- House: Petraliphas
- Religion: Christianity

= Peter Aliphas =

Norman knight in the service of the Byzantine Empire

Peter Aliphas was an 11th-century Frankish knight who served first under Robert Guiscard and later under the Byzantine Empire.

==Biography==
Peter Aliphas is typically identified with the Provençal knight Peter of Aulps although some consider him to be related to Robert of Caiazzo who was also lord of Alife in Southern Italy.

Peter took part in Robert Guiscard's invasion of the Balkan against the Byzantine Empire in 1081. He was the second-in-command to the Count of Brienne who had been assigned to hold the town of Kastoria. The Byzantine Emperor Alexios I Komnenos besieged the town in October 1083 and after storming the gates the Count of Brienne surrendered and Peter among many others entered Byzantine services. Alexios' daughter Anna Komnene later described him as "a glorious warrior in battle and faithful to the emperor".

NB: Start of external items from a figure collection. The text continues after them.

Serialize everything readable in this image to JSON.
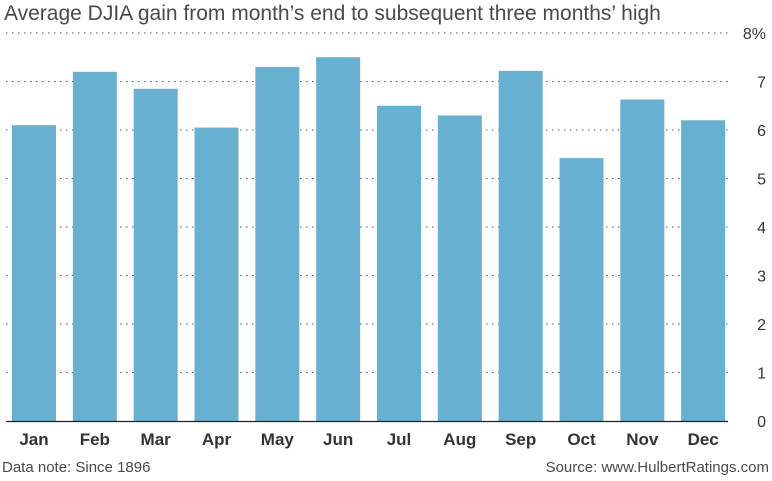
{
  "chart_data": {
    "type": "bar",
    "title": "Average DJIA gain from month’s end to subsequent three months’ high",
    "xlabel": "",
    "ylabel": "",
    "categories": [
      "Jan",
      "Feb",
      "Mar",
      "Apr",
      "May",
      "Jun",
      "Jul",
      "Aug",
      "Sep",
      "Oct",
      "Nov",
      "Dec"
    ],
    "values": [
      6.1,
      7.2,
      6.85,
      6.05,
      7.3,
      7.5,
      6.5,
      6.3,
      7.22,
      5.42,
      6.63,
      6.2
    ],
    "ylim": [
      0,
      8
    ],
    "yticks": [
      "0",
      "1",
      "2",
      "3",
      "4",
      "5",
      "6",
      "7",
      "8%"
    ],
    "grid": "horizontal dotted",
    "legend": "none",
    "bar_color": "#67b0cf"
  },
  "footer": {
    "note": "Data note: Since 1896",
    "source": "Source: www.HulbertRatings.com"
  }
}
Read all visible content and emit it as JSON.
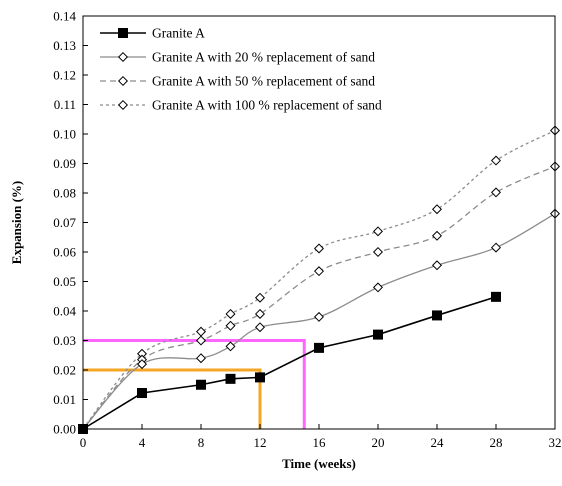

Peter accompanied the army of the First Crusade during its campaign in Anatolia in the Byzantine contingent of general Tatikios and became governor of Placentia. He left his post in 1098 and met Emperor Alexios together with Stephen of Blois in Philomelium, warning him that a huge army of Turks was approaching, thus making Alexios turn away from relieving the Franks at the siege of Antioch. Peter appeared again in the Balkans in 1107 when he assisted emperor Alexios fighting the invasion of Bohemond of Antioch and was a witness for Alexios to the Treaty of Devol. Peter settled finally in Didymoteichon in Thrace.

==Legacy==
The descendants of Peter Aliphas became the Petraliphas family, a prominent family in later Byzantine history.